Como se dan sin terminarse, hermano mio,
al mar las aguas de los rios!
Pablo Neruda
J’ai “découvert” l’œuvre de Franco Salas-Borquez, représenté par la Galerie Sandra Blum, sur Facebook, comme tant d’autres artistes et, rien que pour cela, merci Facebook ! Je sais que les jeunes jugent que « Facebook, c’est pour les vieux » (authentique), et on entendrait presque déjà « OK Boomer! » (ce que je ne suis pas). Ma réponse : « OK bolos !»
Je me suis entretenu au téléphone avec Franco Salas-Borquez, et c’est le premier artiste que j’écoute me dire qu’il se définit comme un « guerrier ». Ce n’est pas une revendication immédiate, mais ça vient dans la conversation, et c’est notable. Et j’en suis bien d’accord. Je connais quelques artistes qui pourraient tout à fait endosser le terme.

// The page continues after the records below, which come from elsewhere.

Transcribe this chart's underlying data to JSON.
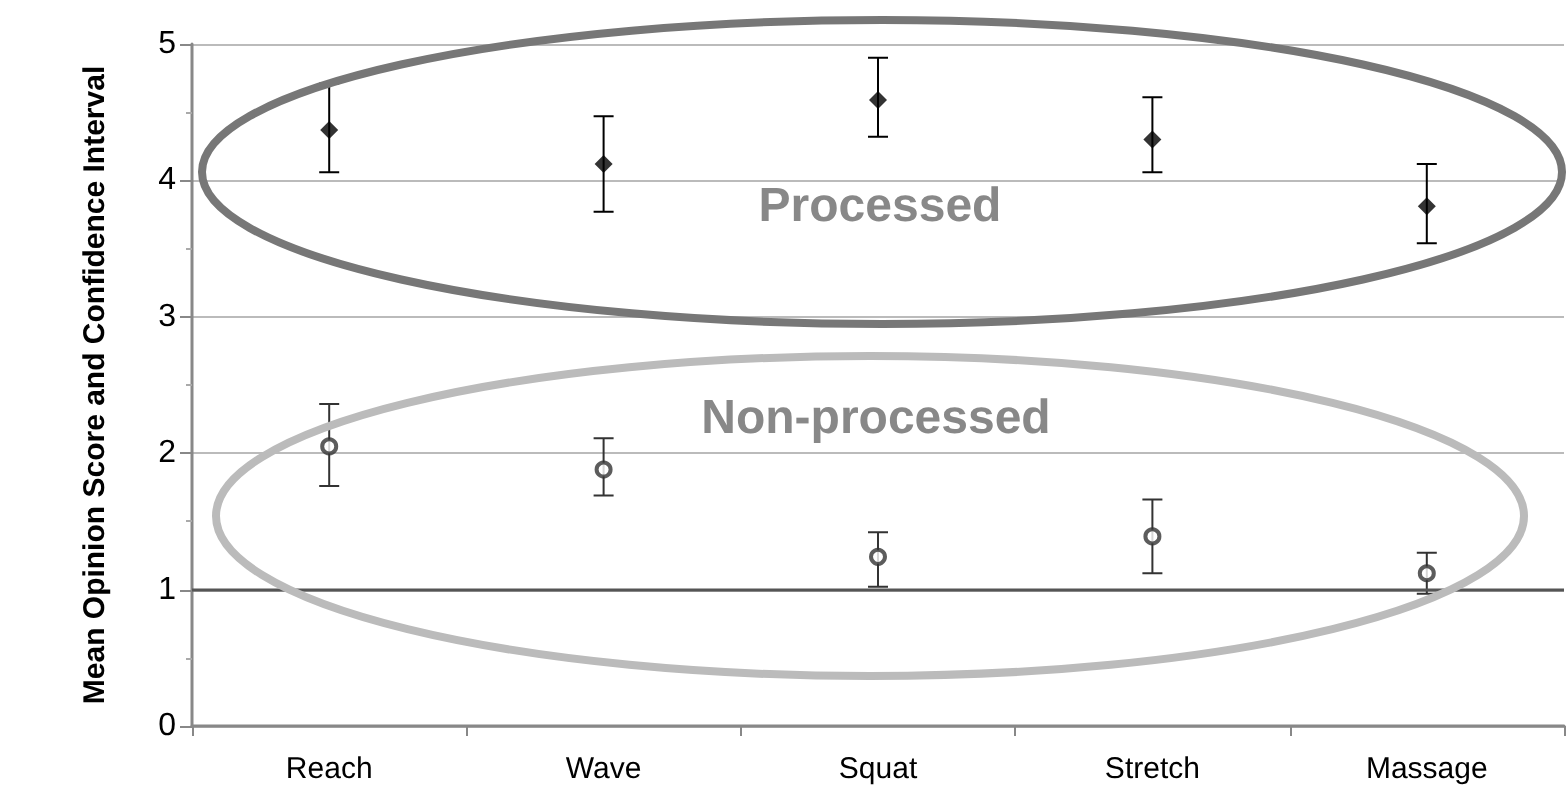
{
  "chart_data": {
    "type": "scatter",
    "ylabel": "Mean Opinion Score and Confidence Interval",
    "categories": [
      "Reach",
      "Wave",
      "Squat",
      "Stretch",
      "Massage"
    ],
    "series": [
      {
        "color": "#000000",
        "marker": "diamond",
        "values": [
          4.37,
          4.12,
          4.59,
          4.3,
          3.81
        ],
        "errors": [
          [
            4.06,
            4.71
          ],
          [
            3.77,
            4.47
          ],
          [
            4.32,
            4.9
          ],
          [
            4.06,
            4.61
          ],
          [
            3.54,
            4.12
          ]
        ]
      },
      {
        "color": "#333333",
        "marker": "circle",
        "values": [
          2.05,
          1.88,
          1.24,
          1.39,
          1.12
        ],
        "errors": [
          [
            1.76,
            2.36
          ],
          [
            1.69,
            2.11
          ],
          [
            1.02,
            1.42
          ],
          [
            1.12,
            1.66
          ],
          [
            0.97,
            1.27
          ]
        ]
      }
    ],
    "annotations": [
      "Processed",
      "Non-processed"
    ],
    "ylim": [
      0,
      5
    ],
    "yticks": [
      0,
      1,
      2,
      3,
      4,
      5
    ],
    "grid": "y",
    "ref_lines": [
      {
        "axis": "y",
        "value": 1,
        "color": "#555555"
      }
    ]
  }
}
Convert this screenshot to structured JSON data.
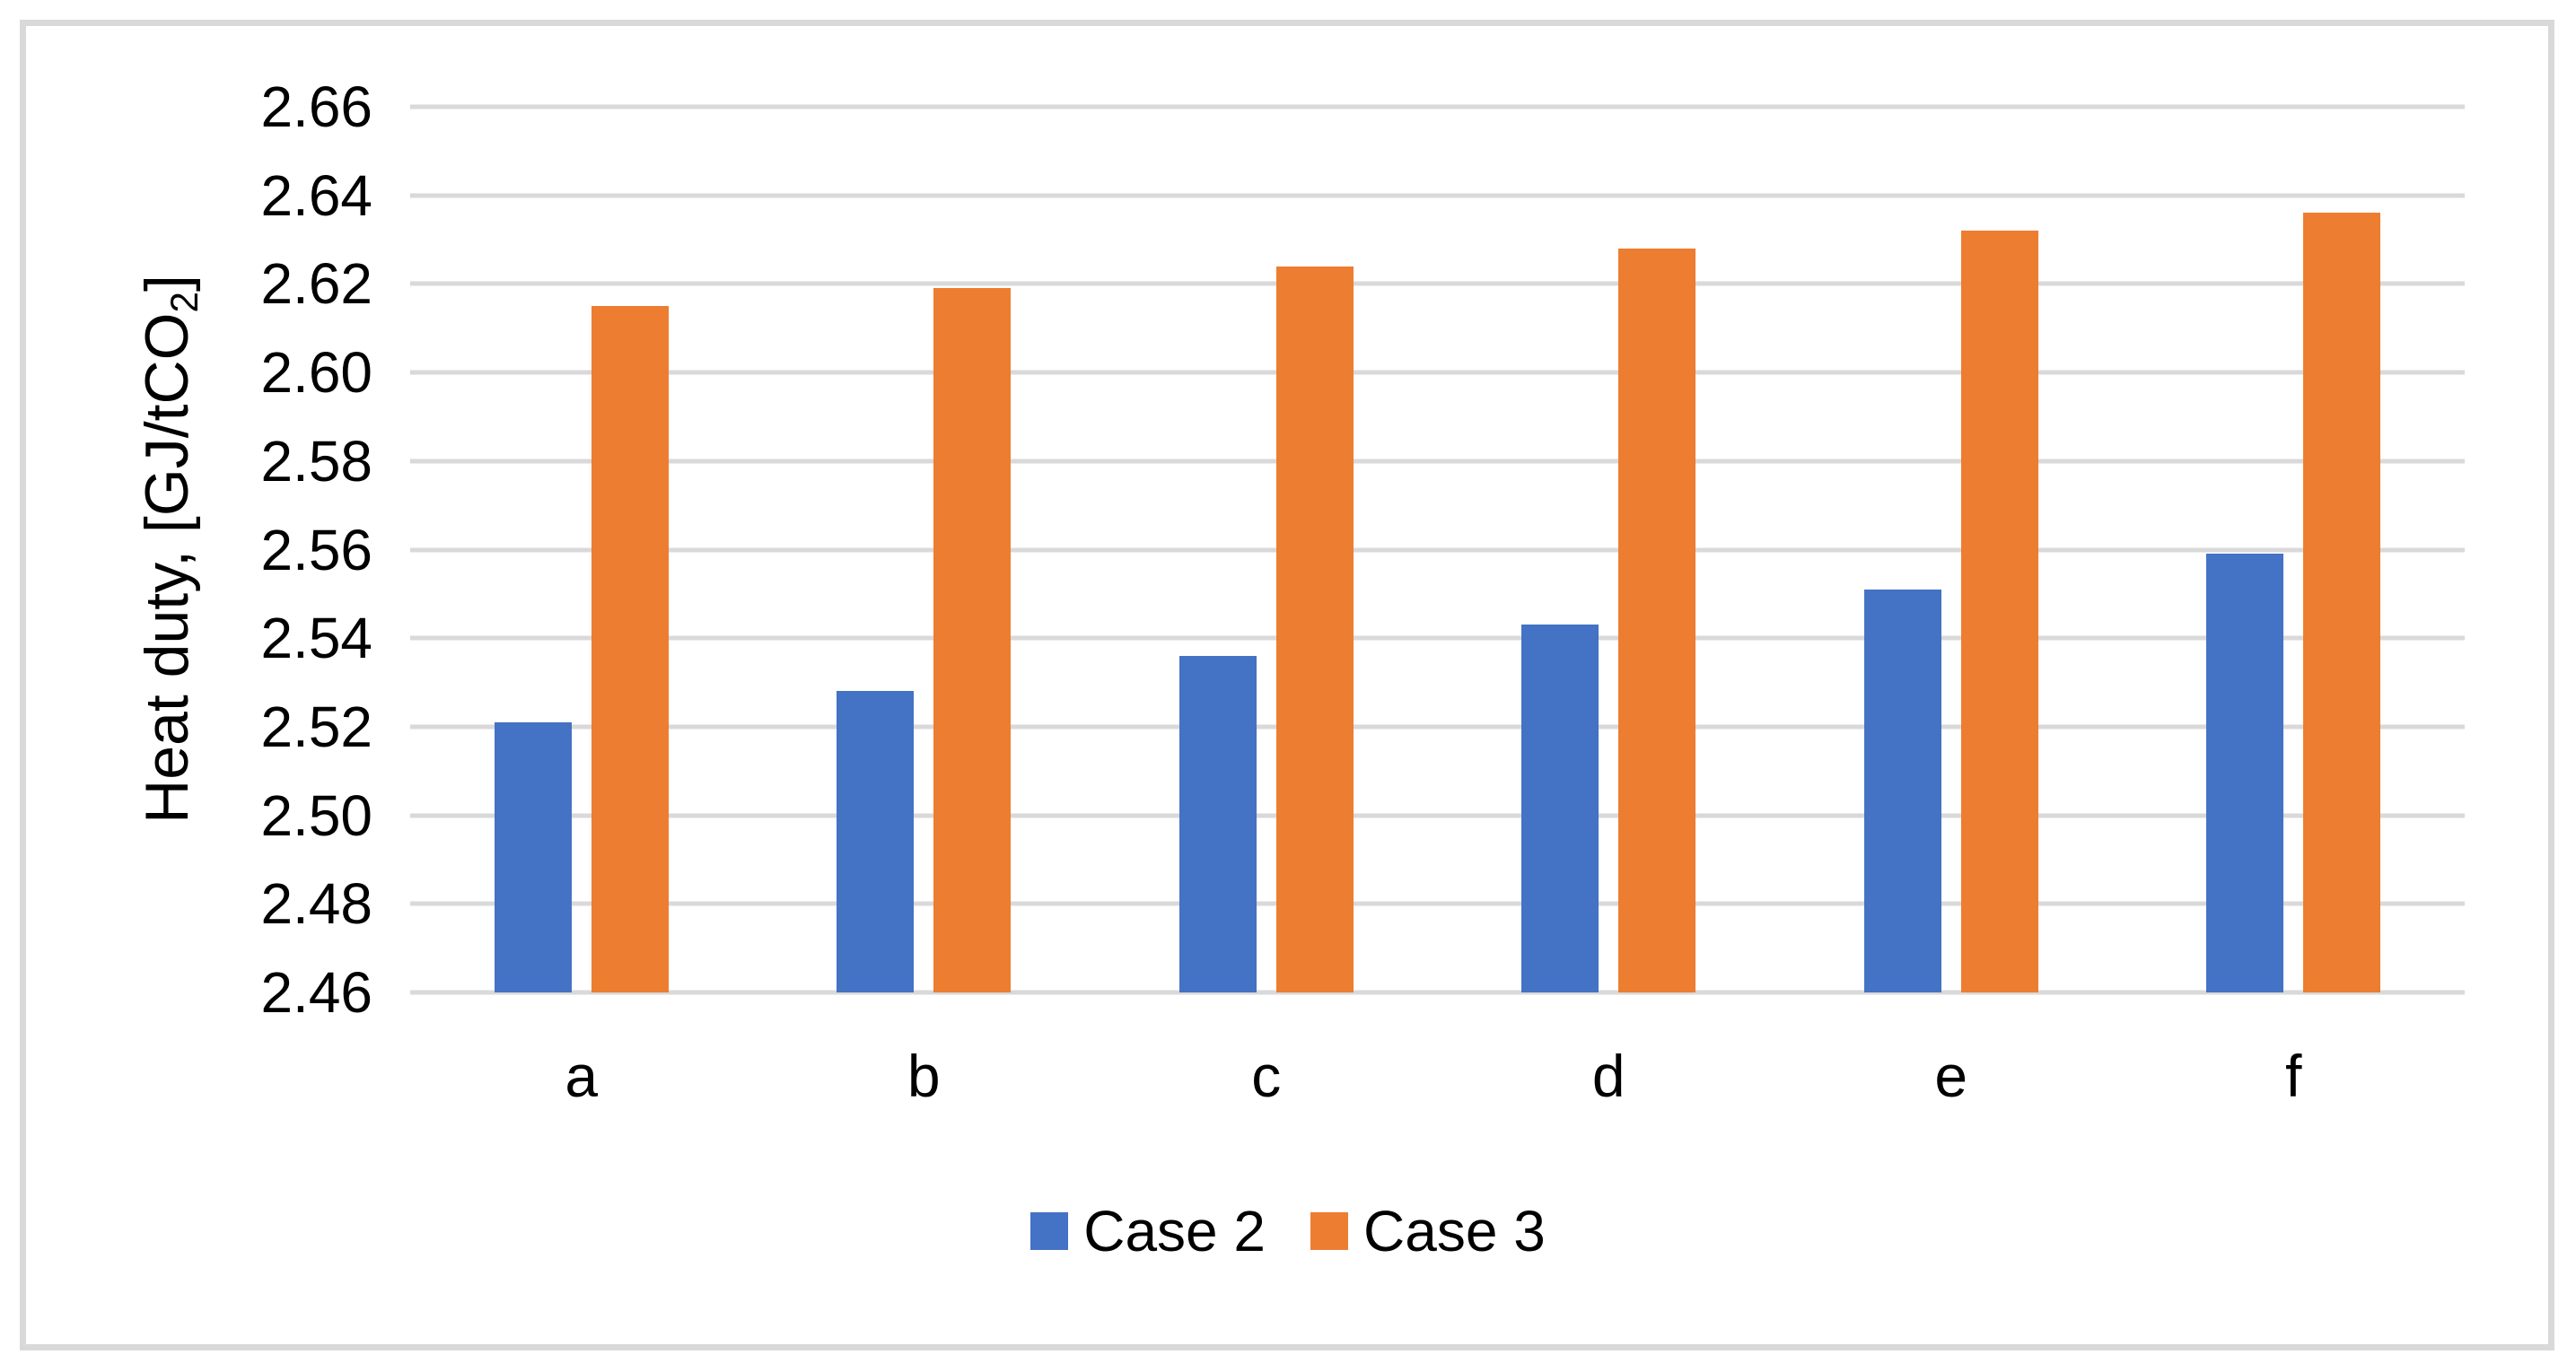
{
  "figure": {
    "background": "#FFFFFF",
    "border_color": "#D9D9D9",
    "gridline_color": "#D9D9D9",
    "text_color": "#000000"
  },
  "axis": {
    "y_title_pre": "Heat duty, [GJ/tCO",
    "y_title_sub": "2",
    "y_title_post": "]"
  },
  "chart_data": {
    "type": "bar",
    "title": "",
    "xlabel": "",
    "ylabel": "Heat duty, [GJ/tCO2]",
    "categories": [
      "a",
      "b",
      "c",
      "d",
      "e",
      "f"
    ],
    "series": [
      {
        "name": "Case 2",
        "color": "#4472C4",
        "values": [
          2.521,
          2.528,
          2.536,
          2.543,
          2.551,
          2.559
        ]
      },
      {
        "name": "Case 3",
        "color": "#ED7D31",
        "values": [
          2.615,
          2.619,
          2.624,
          2.628,
          2.632,
          2.636
        ]
      }
    ],
    "ylim": [
      2.46,
      2.66
    ],
    "ytick_step": 0.02,
    "yticks": [
      "2.66",
      "2.64",
      "2.62",
      "2.60",
      "2.58",
      "2.56",
      "2.54",
      "2.52",
      "2.50",
      "2.48",
      "2.46"
    ],
    "grid": true,
    "legend_position": "bottom"
  }
}
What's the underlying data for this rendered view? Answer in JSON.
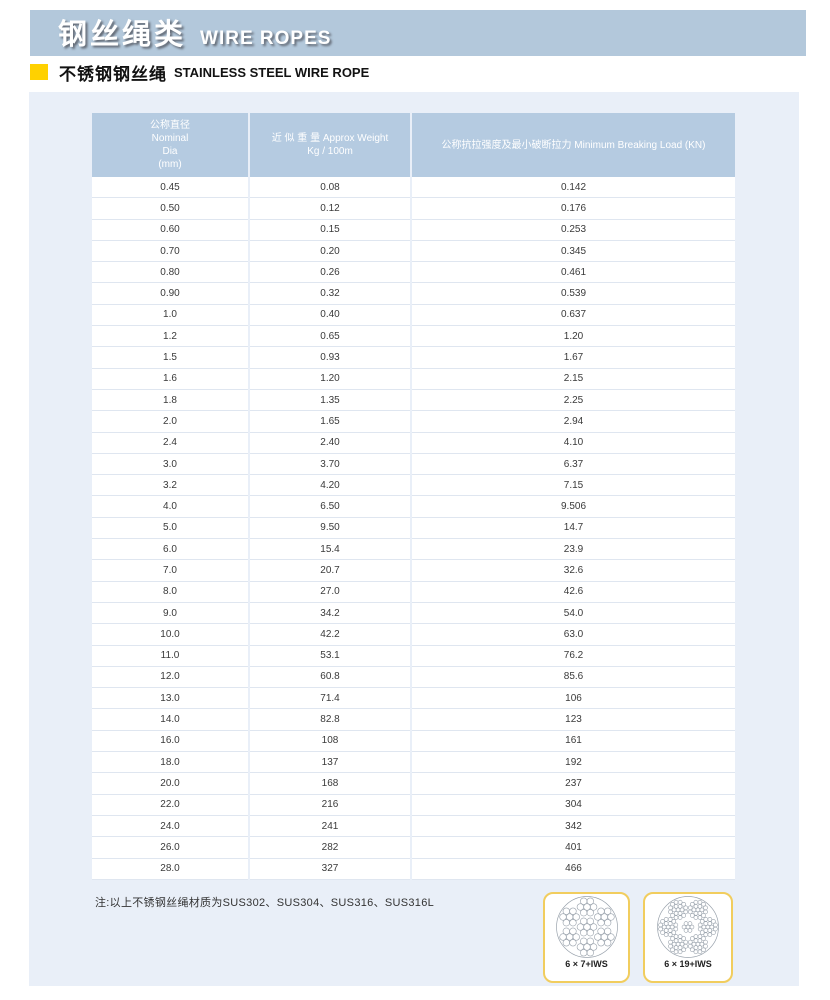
{
  "page": {
    "title_zh": "钢丝绳类",
    "title_en": "WIRE ROPES",
    "subtitle_zh": "不锈钢钢丝绳",
    "subtitle_en": "STAINLESS STEEL WIRE ROPE"
  },
  "colors": {
    "header_bar": "#b3c8db",
    "table_header": "#b5cbe1",
    "panel": "#e9eff8",
    "accent_yellow": "#ffd100",
    "card_border": "#f1cd5e"
  },
  "table": {
    "header_col1": [
      "公称直径",
      "Nominal",
      "Dia",
      "(mm)"
    ],
    "header_col2": [
      "近 似 重 量 Approx Weight",
      "Kg / 100m"
    ],
    "header_col3": [
      "公称抗拉强度及最小破断拉力 Minimum Breaking Load (KN)"
    ],
    "rows": [
      [
        "0.45",
        "0.08",
        "0.142"
      ],
      [
        "0.50",
        "0.12",
        "0.176"
      ],
      [
        "0.60",
        "0.15",
        "0.253"
      ],
      [
        "0.70",
        "0.20",
        "0.345"
      ],
      [
        "0.80",
        "0.26",
        "0.461"
      ],
      [
        "0.90",
        "0.32",
        "0.539"
      ],
      [
        "1.0",
        "0.40",
        "0.637"
      ],
      [
        "1.2",
        "0.65",
        "1.20"
      ],
      [
        "1.5",
        "0.93",
        "1.67"
      ],
      [
        "1.6",
        "1.20",
        "2.15"
      ],
      [
        "1.8",
        "1.35",
        "2.25"
      ],
      [
        "2.0",
        "1.65",
        "2.94"
      ],
      [
        "2.4",
        "2.40",
        "4.10"
      ],
      [
        "3.0",
        "3.70",
        "6.37"
      ],
      [
        "3.2",
        "4.20",
        "7.15"
      ],
      [
        "4.0",
        "6.50",
        "9.506"
      ],
      [
        "5.0",
        "9.50",
        "14.7"
      ],
      [
        "6.0",
        "15.4",
        "23.9"
      ],
      [
        "7.0",
        "20.7",
        "32.6"
      ],
      [
        "8.0",
        "27.0",
        "42.6"
      ],
      [
        "9.0",
        "34.2",
        "54.0"
      ],
      [
        "10.0",
        "42.2",
        "63.0"
      ],
      [
        "11.0",
        "53.1",
        "76.2"
      ],
      [
        "12.0",
        "60.8",
        "85.6"
      ],
      [
        "13.0",
        "71.4",
        "106"
      ],
      [
        "14.0",
        "82.8",
        "123"
      ],
      [
        "16.0",
        "108",
        "161"
      ],
      [
        "18.0",
        "137",
        "192"
      ],
      [
        "20.0",
        "168",
        "237"
      ],
      [
        "22.0",
        "216",
        "304"
      ],
      [
        "24.0",
        "241",
        "342"
      ],
      [
        "26.0",
        "282",
        "401"
      ],
      [
        "28.0",
        "327",
        "466"
      ]
    ]
  },
  "note": "注:以上不锈钢丝绳材质为SUS302、SUS304、SUS316、SUS316L",
  "diagrams": [
    {
      "label": "6 × 7+IWS",
      "type": "6x7"
    },
    {
      "label": "6 × 19+IWS",
      "type": "6x19"
    }
  ]
}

Notez que “luchador” signifie aussi « lutteur ». Salas-Borquez dessine depuis sa plus tendre jeunesse (comme ont dit chez Gallimard). Il a arpenté les 4000 km latitudinaux de son Chili natal en se faisant portraitiste itinérant. Et puis il a tenté d’intégrer les Beaux-Arts. On lui a refusé ; ce qui l’a beaucoup désillusionné sur les promesses faites d’humain à humain… Mais il n’a pas abandonné, il a poursuivi sa « voie du combattant », comme on traduit le terme bushido (武士道). Mais décidément, pourquoi employer un tel registre ? Pour celles et ceux qui ne seraient pas au fait, la vie d’un artiste, d’un écrivain, est souvent liée à un historique de lutte, d’une lutte contre les assignations sociales qui, très tôt, veulent transformer l’être humain en un seul outil (il “faut” être utile). Mais dans son prime imago, l’artiste, l’écrivain, se refusent à devenir un outil — par ailleurs, on le comprend assez vite, jetable. Or un artiste jetable, cela n’existe pas. Donc, que voulez-vous ?, on s’obstine. C’est ce que fait un artiste. Il s’obstine. Le verbe, dans l’étymologie, signale une personne « qui persévère dans son entreprise », « qui comporte une certaine opiniâtreté », « assidu, constant ». On le voit, s’obstiner, quand on est artiste, et surtout si le travail est bon (il faut beaucoup travailler pour œuvrer), ajouterais-je, c’est une qualité. Dont acte. Pour ma part, j’estime, à ma modeste mesure (l’homme n’est pas la mesure de toute chose, cher Protagoras), que Salas-Borquez a eu bien raison de s’obstiner ; il suffit, pour s’en convaincre, de regarder son site Internet, et notamment la liste de ses expositions. Il a fait du chemin, le portraitiste ambulant ! Et c’est tant mieux. Bien !, après ce sermon en chaire commencé un dimanche jour du Seigneur, passons à quelques œuvres.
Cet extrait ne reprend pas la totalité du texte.